556181 ms: Mark-sweep 1372.3 (1456.7) -> 1372.3 (1456.7) MB, 1353.5 / 0 ms [allocation failure] [GC in old space requested]. 557516 ms: Mark-sweep 1372.3 (1456.7) -> 1372.3 (1456.7) MB, 1334.7 / 0 ms [last resort gc].
558860 ms: Mark-sweep 1372.3 (1456.7) -> 1372.2 (1456.7) MB, 1343.8 / 0 ms [last resort gc].
I’m running into this issue as well, although it’s very odd we push the same build to multiple Heroku instances and one of them builds fine, while the other fails with this FATAL ERROR: CALL_AND_RETRY_LAST Allocation failed - process out of memory error.
Did you ever find the cause and/or a fix for this issue?
Do you have any large files in your source tree? And has it ever failed on a computer with a lot of memory?
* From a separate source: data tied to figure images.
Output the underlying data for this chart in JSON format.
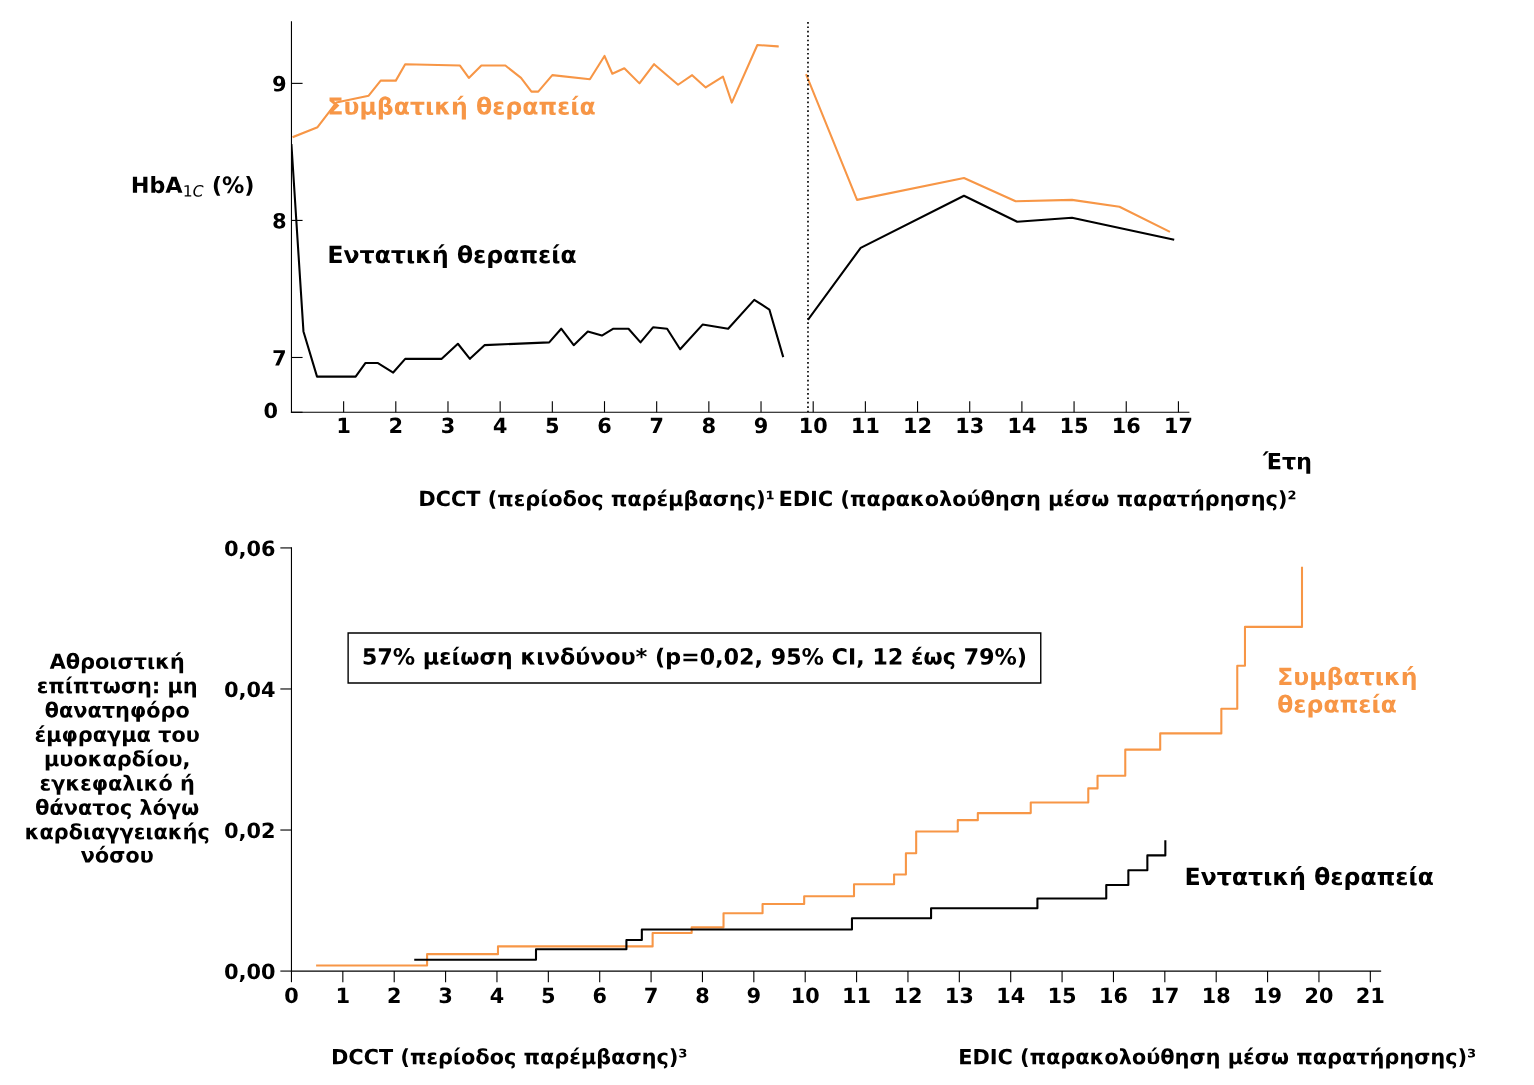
{
  "chart_data": [
    {
      "type": "line",
      "ylabel": "HbA$_{1C}$ (%)",
      "xlabel": "Έτη",
      "xlim": [
        0,
        17.2
      ],
      "xticks": [
        1,
        2,
        3,
        4,
        5,
        6,
        7,
        8,
        9,
        10,
        11,
        12,
        13,
        14,
        15,
        16,
        17
      ],
      "ylim": [
        6.6,
        9.45
      ],
      "yticks": [
        {
          "value": 6.6,
          "label": null
        },
        7,
        8,
        9
      ],
      "grid": false,
      "marker": "none",
      "line_style": "solid",
      "ref_lines": [
        {
          "axis": "x",
          "value": 9.9,
          "label": null,
          "color": "#000000",
          "line_style": "dotted"
        }
      ],
      "annotations": [
        "DCCT (περίοδος παρέμβασης)¹",
        "EDIC (παρακολούθηση μέσω παρατήρησης)²",
        "0"
      ],
      "series": [
        {
          "name": "Συμβατική θεραπεία",
          "color": "#f79646",
          "x": [
            0.04,
            0.5,
            0.86,
            1.48,
            1.71,
            2.0,
            2.18,
            3.23,
            3.4,
            3.64,
            4.1,
            4.4,
            4.6,
            4.73,
            5.0,
            5.72,
            6.0,
            6.15,
            6.38,
            6.67,
            6.95,
            7.41,
            7.68,
            7.94,
            8.27,
            8.44,
            8.93,
            9.32,
            9.6,
            9.87,
            10.84,
            12.89,
            13.88,
            14.96,
            15.87,
            16.82
          ],
          "values": [
            8.61,
            8.68,
            8.86,
            8.91,
            9.02,
            9.02,
            9.14,
            9.13,
            9.04,
            9.13,
            9.13,
            9.04,
            8.94,
            8.94,
            9.06,
            9.03,
            9.2,
            9.07,
            9.11,
            9.0,
            9.14,
            8.99,
            9.06,
            8.97,
            9.05,
            8.86,
            9.28,
            9.27,
            null,
            9.06,
            8.15,
            8.31,
            8.14,
            8.15,
            8.1,
            7.92
          ]
        },
        {
          "name": "Εντατική θεραπεία",
          "color": "#000000",
          "x": [
            0.0,
            0.23,
            0.49,
            1.23,
            1.42,
            1.65,
            1.95,
            2.18,
            2.88,
            3.19,
            3.42,
            3.7,
            4.94,
            5.17,
            5.41,
            5.68,
            5.95,
            6.17,
            6.46,
            6.69,
            6.93,
            7.2,
            7.45,
            7.88,
            8.37,
            8.87,
            9.16,
            9.42,
            9.6,
            9.91,
            10.91,
            12.89,
            13.91,
            14.96,
            16.9
          ],
          "values": [
            8.55,
            7.19,
            6.86,
            6.86,
            6.96,
            6.96,
            6.89,
            6.99,
            6.99,
            7.1,
            6.99,
            7.09,
            7.11,
            7.21,
            7.09,
            7.19,
            7.16,
            7.21,
            7.21,
            7.11,
            7.22,
            7.21,
            7.06,
            7.24,
            7.21,
            7.42,
            7.35,
            7.01,
            null,
            7.28,
            7.8,
            8.18,
            7.99,
            8.02,
            7.86
          ]
        }
      ]
    },
    {
      "type": "step",
      "ylabel": "Αθροιστική επίπτωση: μη θανατηφόρο έμφραγμα του μυοκαρδίου, εγκεφαλικό ή θάνατος λόγω καρδιαγγειακής νόσου",
      "xlim": [
        0,
        21.2
      ],
      "xticks": [
        0,
        1,
        2,
        3,
        4,
        5,
        6,
        7,
        8,
        9,
        10,
        11,
        12,
        13,
        14,
        15,
        16,
        17,
        18,
        19,
        20,
        21
      ],
      "ylim": [
        0,
        0.06
      ],
      "yticks": [
        {
          "value": 0,
          "label": "0,00"
        },
        {
          "value": 0.02,
          "label": "0,02"
        },
        {
          "value": 0.04,
          "label": "0,04"
        },
        {
          "value": 0.06,
          "label": "0,06"
        }
      ],
      "grid": false,
      "marker": "none",
      "line_style": "solid",
      "annotations": [
        "57% μείωση κινδύνου* (p=0,02, 95% CI, 12 έως 79%)",
        "DCCT (περίοδος παρέμβασης)³",
        "EDIC (παρακολούθηση μέσω παρατήρησης)³"
      ],
      "series": [
        {
          "name": "Συμβατική θεραπεία",
          "color": "#f79646",
          "x": [
            0.5,
            2.64,
            4.02,
            7.03,
            7.79,
            8.41,
            9.17,
            9.98,
            10.95,
            11.73,
            11.96,
            12.16,
            12.97,
            13.36,
            14.39,
            15.51,
            15.69,
            16.23,
            16.91,
            18.1,
            18.41,
            18.56,
            19.67
          ],
          "values": [
            0.0008,
            0.0024,
            0.0035,
            0.0054,
            0.0062,
            0.0082,
            0.0095,
            0.0106,
            0.0123,
            0.0137,
            0.0167,
            0.0198,
            0.0214,
            0.0224,
            0.0239,
            0.0259,
            0.0277,
            0.0314,
            0.0337,
            0.0372,
            0.0433,
            0.0488,
            0.0572
          ]
        },
        {
          "name": "Εντατική θεραπεία",
          "color": "#000000",
          "x": [
            2.41,
            4.76,
            6.52,
            6.82,
            10.91,
            12.45,
            14.52,
            15.86,
            16.29,
            16.66,
            17.01
          ],
          "values": [
            0.0016,
            0.0031,
            0.0044,
            0.0059,
            0.0075,
            0.0089,
            0.0103,
            0.0122,
            0.0143,
            0.0164,
            0.0184
          ]
        }
      ]
    }
  ]
}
You might also want to check if there are any other memory intense applications running.
i’m getting the same problem when running it on both bitbucket pipelines (4 Gb RAM) AND aws code build (15 Gb RAM). This is for testing. Runs fine on my 2.5 Gb RAM development server
I (finally) managed to resolve this under meteor 1.4.3.1.
Background:
The issue is that meteor calls node to build. When it runs, node allocates a certain amount of memory for the V8 engine it runs on. In bigger projects, the default memory allocated for V8 is not sufficient to keep track of everything - it tried to garbage-collect as it gets closer to the limit, but eventually runs out of space and crashes with the error shown.
If we were just running node directly, we could run it with the --max-old-space-size option, which would allow us to set the maximum memory for the V8 engine. The issue is that meteor calls node in its own context and with its own options, so we can’t just add the flag directly to our meteor call.
Solution:
It appears that meteor 1.4.3.1 (and maybe others) will pass along flags and options specified in the TOOL_NODE_FLAGS environment variable when it calls node (others have mentioned NODE_OPTIONS, but it isn’t working for my version of meteor - the flags just get dropped)
So if you want to increase the max memory of the node engine to 4 GB, add an environmental variable TOOL_NODE_FLAGS="–max-old-space-size=4096" to the context you are running meteor in - the option should be passed through to the node call.
(If you don’t know where to set environment variables - it is usually going to be in your IDE build configuration or build script. If you want to sanity check if the option is actually being read, try changing it to gibberish - it should cause meteor to throw an error)
I believe the NODE_OPTIONS environment variable passes flags to the node process which actually runs your code. Meteor has 2 node processes, the “parent” which builds your code, manages hot code reloads, and so on, and then the “child” process which executes the code built by the “parent”.
TOOL_NODE_FLAGS passes options to the parent while NODE_OPTIONS passes options to the child.
That’s great context, it explains why TOOL_NODE_FLAGS fixes the OOM build issue, but why NODE_OPTIONS might be working for other OOM issues. Thanks so much for the explanation!